The controversial, divisive troubadour is back. Make-Up Is A Lie, the14th solo outing from Morrissey, arrives like a sly comeback punch – proof that the man they tried to side line still swings with venom and grace. It’s his sharpest in years, blending Smiths-era intimacy with a glossy modern sheen that keeps it vital amid today’s synth-pop clutter. This is Morrissey rediscovering his bite.
STRIPPED BACK BRILLIANCE
The core strength of Make Up Is A Lie lies in its restraint. Tracks like the title song, Lester Bangs, Many Icebergs Ago and Boulevard strip things to guitars, keys and a taut rhythm section, letting his lyrical scalpel do the cutting. It’s pure Smiths DNA: sparse production spotlights those masterstrokes where wit meets woe.
On Headache, Morrissey twists scripture into gold: “What God has put together, let no headache separate” – a divine plea undercut by mundane migraine misery, nailing the quiet erosions of love. Boulevard delivers another keeper: “Some cradle the bottle as I cradle you.” It’s tender, toxic, timeless: Morrissey cradling addiction’s cruel parallel to devotion, voice quivering and wavering perfectly. These moments prove his pen hasn’t dulled; they bruise like The Queen Is Dead outtakes.
Make-up is a Lie is a glittering middle finger to the grey suits who thought they could mute me—here I am, louder, weirder, and more alive than their playlists allow.
Morrissey
MODERN EDGES & RISKS
Not content with nostalgia, Morrissey stretches into bolder terrain on Notre Dame, Amazonia and Night Pop Dropped. Notre-Dame broods with conspiratorial heft, its minor-key pulse and cathedral gloom evoking a fallen icon under siege. Lyrically it probes faith’s ruins amid shadowy intrigue. The baritone drips with defiance. It’s his darkest detour, flirting with spoken-word menace over a funereal beat.
Amazonia sways tropical-tragic, synths bubbling like jungle fever as he laments environmental rape and human folly. The groove hooks deep, but the words sting: a requiem for vanishing wilds that doubles as self-rebuke. Night Pop Dropped is funkier, chasing 80’s ghosts with nocturnal swagger. Morrissey mourns pop’s fallen stars, rhythm lithe and alive. These push his “modern slant” hard, risking excess but landing as thrilling reinvention. No pandering; just a voice that commands the now.
KERCHING KERCHING
Then there’s Kerching Kerching – the solo-era summit. It’s an absolute monster. It skewers capitalism’s grind: a ‘small boy with a shy smile’ crushed by endless transactions, both emotional and economic. The chorus is grand, anthemic and unforgettable as the verses slice with trademark disdain and marked agony. Musically taut, vocally towering, it’s Morrissey at peak alchemy, turning rage into rapture. Standout doesn’t cover it.

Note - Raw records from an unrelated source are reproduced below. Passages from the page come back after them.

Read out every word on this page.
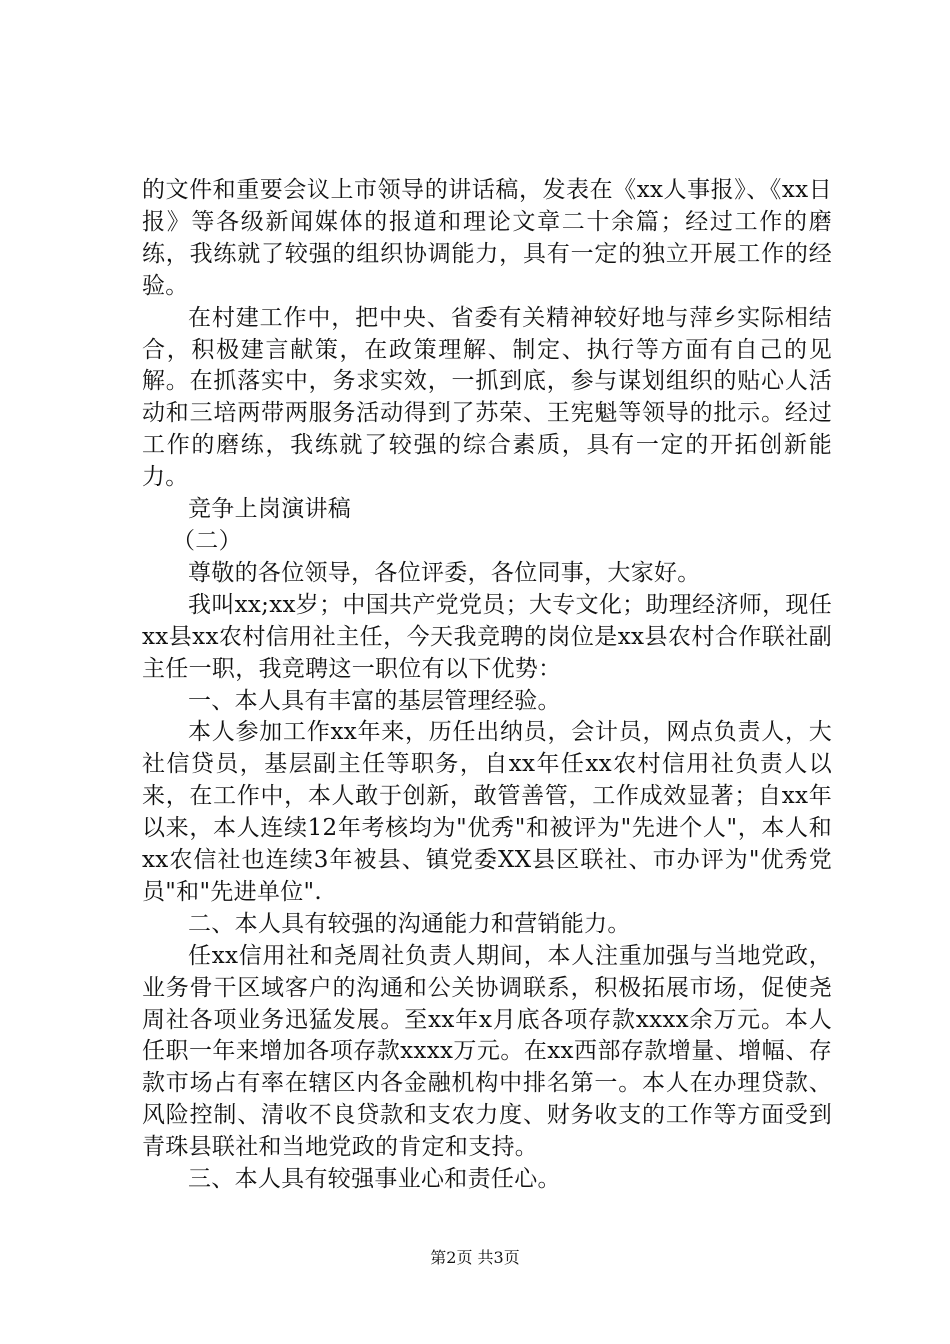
的文件和重要会议上市领导的讲话稿，发表在《xx人事报》、《xx日报》等各级新闻媒体的报道和理论文章二十余篇；经过工作的磨练，我练就了较强的组织协调能力，具有一定的独立开展工作的经验。

在村建工作中，把中央、省委有关精神较好地与萍乡实际相结合，积极建言献策，在政策理解、制定、执行等方面有自己的见解。在抓落实中，务求实效，一抓到底，参与谋划组织的贴心人活动和三培两带两服务活动得到了苏荣、王宪魁等领导的批示。经过工作的磨练，我练就了较强的综合素质，具有一定的开拓创新能力。

竞争上岗演讲稿

（二）

尊敬的各位领导，各位评委，各位同事，大家好。

我叫xx;xx岁；中国共产党党员；大专文化；助理经济师，现任xx县xx农村信用社主任，今天我竞聘的岗位是xx县农村合作联社副主任一职，我竞聘这一职位有以下优势：

一、本人具有丰富的基层管理经验。

本人参加工作xx年来，历任出纳员，会计员，网点负责人，大社信贷员，基层副主任等职务，自xx年任xx农村信用社负责人以来，在工作中，本人敢于创新，敢管善管，工作成效显著；自xx年以来，本人连续12年考核均为"优秀"和被评为"先进个人"，本人和xx农信社也连续3年被县、镇党委XX县区联社、市办评为"优秀党员"和"先进单位".

二、本人具有较强的沟通能力和营销能力。

任xx信用社和尧周社负责人期间，本人注重加强与当地党政，业务骨干区域客户的沟通和公关协调联系，积极拓展市场，促使尧周社各项业务迅猛发展。至xx年x月底各项存款xxxx余万元。本人任职一年来增加各项存款xxxx万元。在xx西部存款增量、增幅、存款市场占有率在辖区内各金融机构中排名第一。本人在办理贷款、风险控制、清收不良贷款和支农力度、财务收支的工作等方面受到青珠县联社和当地党政的肯定和支持。

三、本人具有较强事业心和责任心。

第2页 共3页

The album closes with one of Morrissey’s most tender, alluring tracks to date. Monsters of Pig Alley is a lyrical stroll through the 66 years of Morrissey’s life. Here he finally lays down his sword and shield baring whatever lies beneath his half-buttoned satin-sheened shirt. ‘When you’ve tasted fame, nothing else will do.’
Make-Up Is A Lie nails the tightrope: traditional melancholy laced with contemporary gloss. Critics carp about his provocations (Guardian calls it “nostalgic, sentimental and dull”), but that misses the wit, the craft, the sheer aliveness.
Morrissey recently quipped to press: ‘This is the sound of someone they tried to cancel, singing louder than ever.’ Spot on. At 66, he’s not chasing redemption, just delivering the goods: 42 minutes of hooks, heart and heresy.
For fans, it’s vindication; for sceptics, a reminder.